In today’s gospel reading Jesus gives us the commandment to “love one another.” Jesus asks us to follow in the mission of his life, that as he followed God, let us follow him, and that in this following we will be changed.
Jesus said that through abiding in the love of God “my joy may be in you, and that your joy may be complete.” Sitting in my room right now, the room 90% of my life has been based out of for over a month now, a promise of complete joy is appealing, yet it feels so idealistic and out of reach. Joy is such a strong word, it is more fulfilling and all-encompassing than happiness, it is a pulse of trust and pleasure in the Divine. I am struggling to find that pulse right now.
Jesus pronounces us his beloved friends in this text and says, “No one has greater love than this, to lay down one’s life for one’s friends.” I am thinking about this message, and about my life. Looking at the social distancing world of today, you could argue that we are all laying down our lives for our friends. It is a practice of sacrificial love to stop the regular flow of our lives, to connect through the internet, or a minimum of 6 feet apart, to protect the lives of the people around us. Jesus sacrificed his living, breathing, life to love his friends; we are being asked to sacrifice our human-to-human physical contact ordinary lives for the love of our friends and for the love of humanity.

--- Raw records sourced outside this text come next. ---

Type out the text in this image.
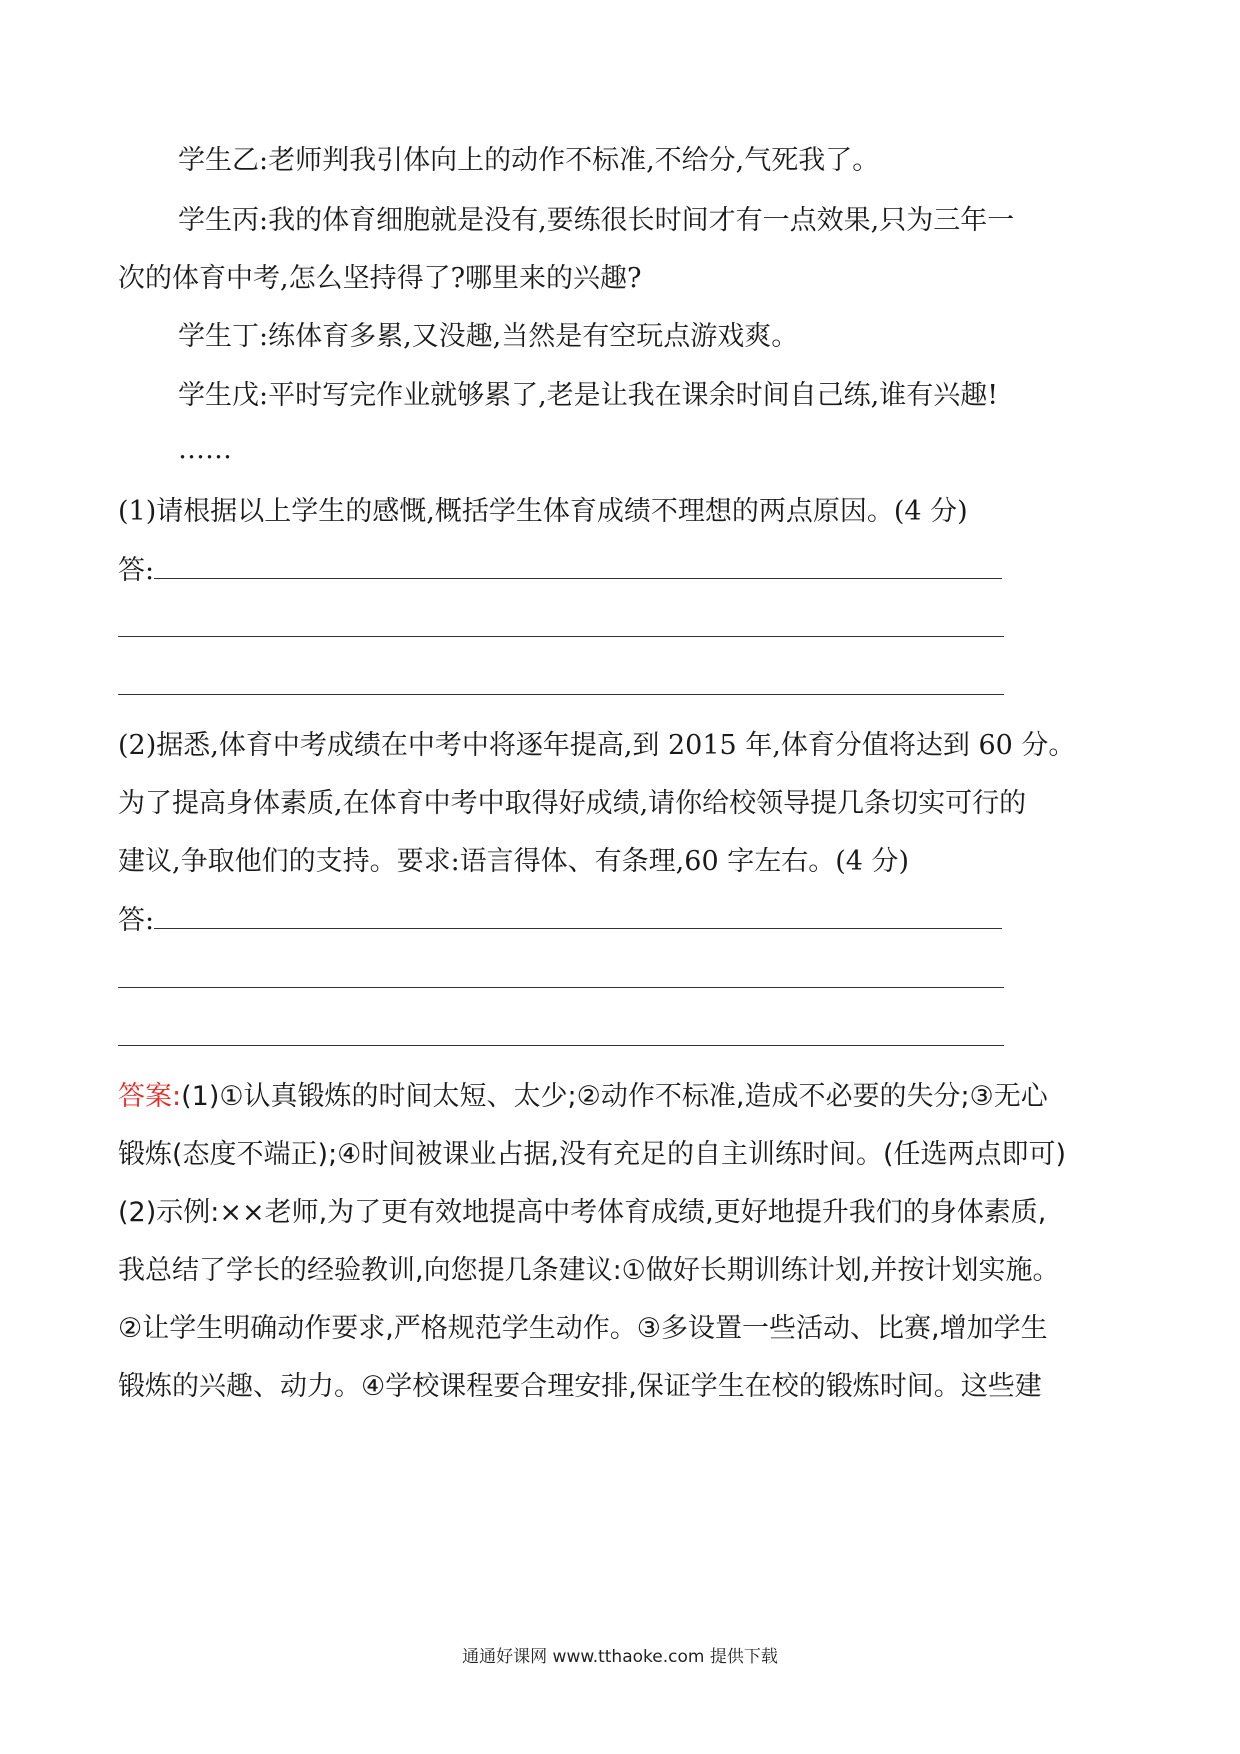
学生乙:老师判我引体向上的动作不标准,不给分,气死我了。
学生丙:我的体育细胞就是没有,要练很长时间才有一点效果,只为三年一
次的体育中考,怎么坚持得了?哪里来的兴趣?
学生丁:练体育多累,又没趣,当然是有空玩点游戏爽。
学生戊:平时写完作业就够累了,老是让我在课余时间自己练,谁有兴趣!
……
(1)请根据以上学生的感慨,概括学生体育成绩不理想的两点原因。(4 分)
答:
(2)据悉,体育中考成绩在中考中将逐年提高,到 2015 年,体育分值将达到 60 分。
为了提高身体素质,在体育中考中取得好成绩,请你给校领导提几条切实可行的
建议,争取他们的支持。要求:语言得体、有条理,60 字左右。(4 分)
答:
答案:(1)①认真锻炼的时间太短、太少;②动作不标准,造成不必要的失分;③无心
锻炼(态度不端正);④时间被课业占据,没有充足的自主训练时间。(任选两点即可)
(2)示例:××老师,为了更有效地提高中考体育成绩,更好地提升我们的身体素质,
我总结了学长的经验教训,向您提几条建议:①做好长期训练计划,并按计划实施。
②让学生明确动作要求,严格规范学生动作。③多设置一些活动、比赛,增加学生
锻炼的兴趣、动力。④学校课程要合理安排,保证学生在校的锻炼时间。这些建
通通好课网 www.tthaoke.com 提供下载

I find encouragement in the thought and the reality of millions of people around the world acting in love, but I will still admit the complete joy of Jesus’s promise is hard for me to grasp. I want my joy to include human contact, steady employment, and class at Seattle University right now, but the joy Jesus promised is one of love beyond my definition. Instead, this promised joy abides in the loving wholeness of the divine sacrifice and preservation of human life. I pray I can be open to this complete joy today.